Australian Bearded Dragon

How might some reptiles combat climate change? Gender flexibility “could be a powerful and, until now, unappreciated weapon in the arsenal of evolutionary responses to an unpredictable climate,” according to a new study in Nature.

Um, excuse me—gender flexibility? That’s right: “Sex determination in animals is amazingly plastic,” the paper goes on to say. For some fish, amphibians, and reptiles, sex can be determined by temperature. While these animals’ eggs incubate, the climate surrounding them can influence the gender of the hatchlings.

Scientists have observed this with lizards in the lab, and now, a team of researchers report that they’ve witnessed temperature-dependent sex determination among populations of Australian bearded dragons (Pogona vitticeps) in the wild.

Using DNA sequencing technology, Clare Holleley, of the University of Canberra, and her colleagues studied 131 lizards within a fairly wide range in eastern Australia.
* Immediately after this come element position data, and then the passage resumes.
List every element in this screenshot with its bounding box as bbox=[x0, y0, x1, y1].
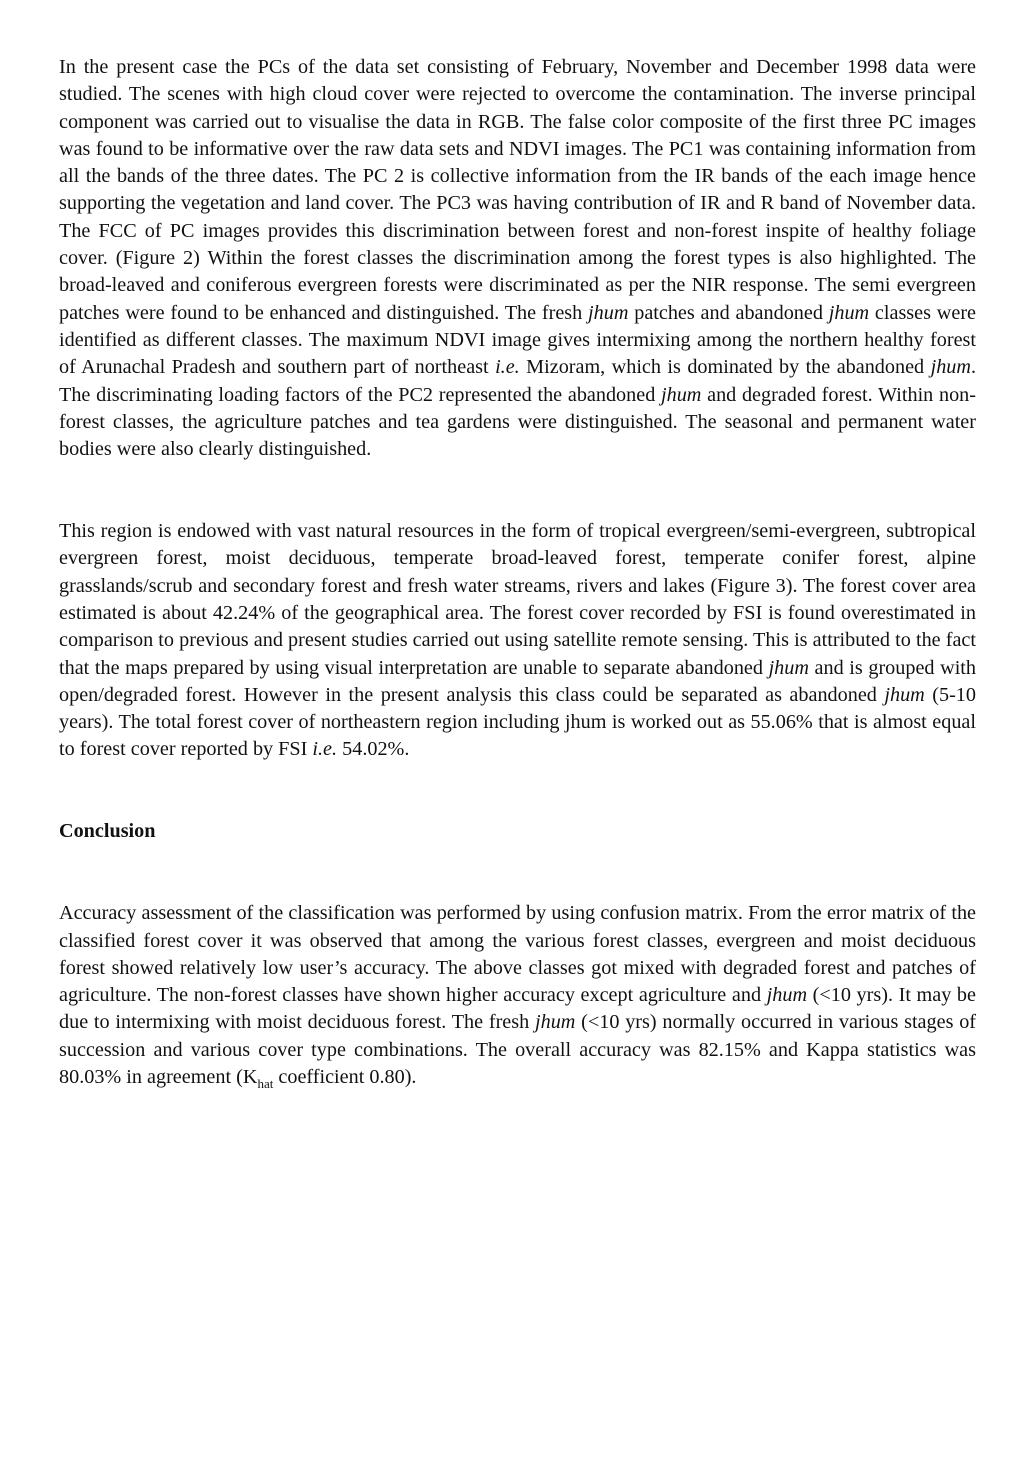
subscript-text: hat bbox=[257, 1075, 274, 1091]
text-run: classes were identified as different classes. The maximum NDVI image gives intermixing among the northern healthy forest of Arunachal Pradesh and southern part of northeast bbox=[59, 301, 977, 379]
paragraph-pc-analysis bbox=[59, 54, 976, 463]
italic-term: jhum bbox=[930, 356, 971, 379]
italic-term: jhum bbox=[768, 656, 809, 679]
italic-term: jhum bbox=[828, 301, 870, 324]
text-run: . The discriminating loading factors of the PC2 represented the abandoned bbox=[59, 356, 977, 406]
italic-term: jhum bbox=[661, 383, 702, 406]
italic-term: i.e. bbox=[312, 738, 338, 761]
text-run: (5-10 years). The total forest cover of northeastern region including jhum is worked out as 55.06% that is almost equal to forest cover reported by FSI bbox=[59, 683, 976, 761]
text-run: and degraded forest. Within non-forest classes, the agriculture patches and tea gardens were distinguished. The seasonal and permanent water bodies were also clearly distinguished. bbox=[59, 383, 976, 461]
italic-term: jhum bbox=[884, 683, 925, 706]
text-run: (<10 yrs) normally occurred in various stages of succession and various cover type combinations. The overall accuracy was 82.15% and Kappa statistics was 80.03% in agreement (K bbox=[59, 1011, 977, 1088]
text-run: Mizoram, which is dominated by the abandoned bbox=[519, 356, 931, 379]
text-run: 54.02%. bbox=[337, 738, 410, 761]
section-heading-conclusion: Conclusion bbox=[59, 820, 156, 843]
paragraph-conclusion bbox=[59, 900, 976, 1091]
text-run: coefficient 0.80). bbox=[273, 1065, 417, 1088]
italic-term: jhum bbox=[588, 301, 629, 324]
paragraph-forest-cover bbox=[59, 518, 976, 764]
text-run: In the present case the PCs of the data set consisting of February, November and December 1998 data were studied. The scenes with high cloud cover were rejected to overcome the contamination. The inverse principal component was carried out to visualise the data in RGB. The false color composite of the first three PC images was found to be informative over the raw data sets and NDVI images. The PC1 was containing information from all the bands of the three dates. The PC 2 is collective information from the IR bands of the each image hence supporting the vegetation and land cover. The PC3 was having contribution of IR and R band of November data. The FCC of PC images provides this discrimination between forest and non-forest inspite of healthy foliage cover. (Figure 2) Within the forest classes the discrimination among the forest types is also highlighted. The broad-leaved and coniferous evergreen forests were discriminated as per the NIR response. The semi evergreen patches were found to be enhanced and distinguished. The fresh bbox=[59, 56, 976, 324]
italic-term: jhum bbox=[535, 1011, 576, 1034]
text-run: Accuracy assessment of the classification was performed by using confusion matrix. From the error matrix of the classified forest cover it was observed that among the various forest classes, evergreen and moist deciduous forest showed relatively low user’s accuracy. The above classes got mixed with degraded forest and patches of agriculture. The non-forest classes have shown higher accuracy except agriculture and bbox=[59, 902, 976, 1007]
text-run: This region is endowed with vast natural resources in the form of tropical evergreen/semi-evergreen, subtropical evergreen forest, moist deciduous, temperate broad-leaved forest, temperate conifer forest, alpine grasslands/scrub and secondary forest and fresh water streams, rivers and lakes (Figure 3). The forest cover area estimated is about 42.24% of the geographical area. The forest cover recorded by FSI is found overestimated in comparison to previous and present studies carried out using satellite remote sensing. This is attributed to the fact that the maps prepared by using visual interpretation are unable to separate abandoned bbox=[59, 520, 976, 679]
italic-term: i.e. bbox=[495, 356, 520, 379]
document-page bbox=[59, 54, 976, 1091]
text-run: and is grouped with open/degraded forest. However in the present analysis this class could be separated as abandoned bbox=[59, 656, 977, 706]
text-run: patches and abandoned bbox=[628, 301, 829, 324]
italic-term: jhum bbox=[766, 984, 808, 1007]
text-run: (<10 yrs). It may be due to intermixing with moist deciduous forest. The fresh bbox=[59, 984, 976, 1034]
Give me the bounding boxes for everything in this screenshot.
They discovered 11 dragons in the northern-most—and warmest—region of the range that switched sexes before hatching. The dragons started out genetically male, but due to high temperatures as the eggs incubated, they switched to females.

These sex-changed females were completely fertile—in fact, more so than the genetically-determined females. The authors write, “Our extraordinary finding that sex-reversed females laid nearly twice as many eggs per year than normal… females of an equivalent age suggests an immediate fitness advantage…” This beneficial adaptation disappears, however, when the offspring hatch. The next generation of lizards has a higher propensity to switch genders in the eggs due to temperature—and most of these hatch as females.

So whether this ability will benefit the bearded dragons in the long run (with more offspring), or hurt them (not enough males to go around) is difficult to determine.

Let’s hope that gender flexibility proves to be a wise adaptation for these lizards as global temperatures rise.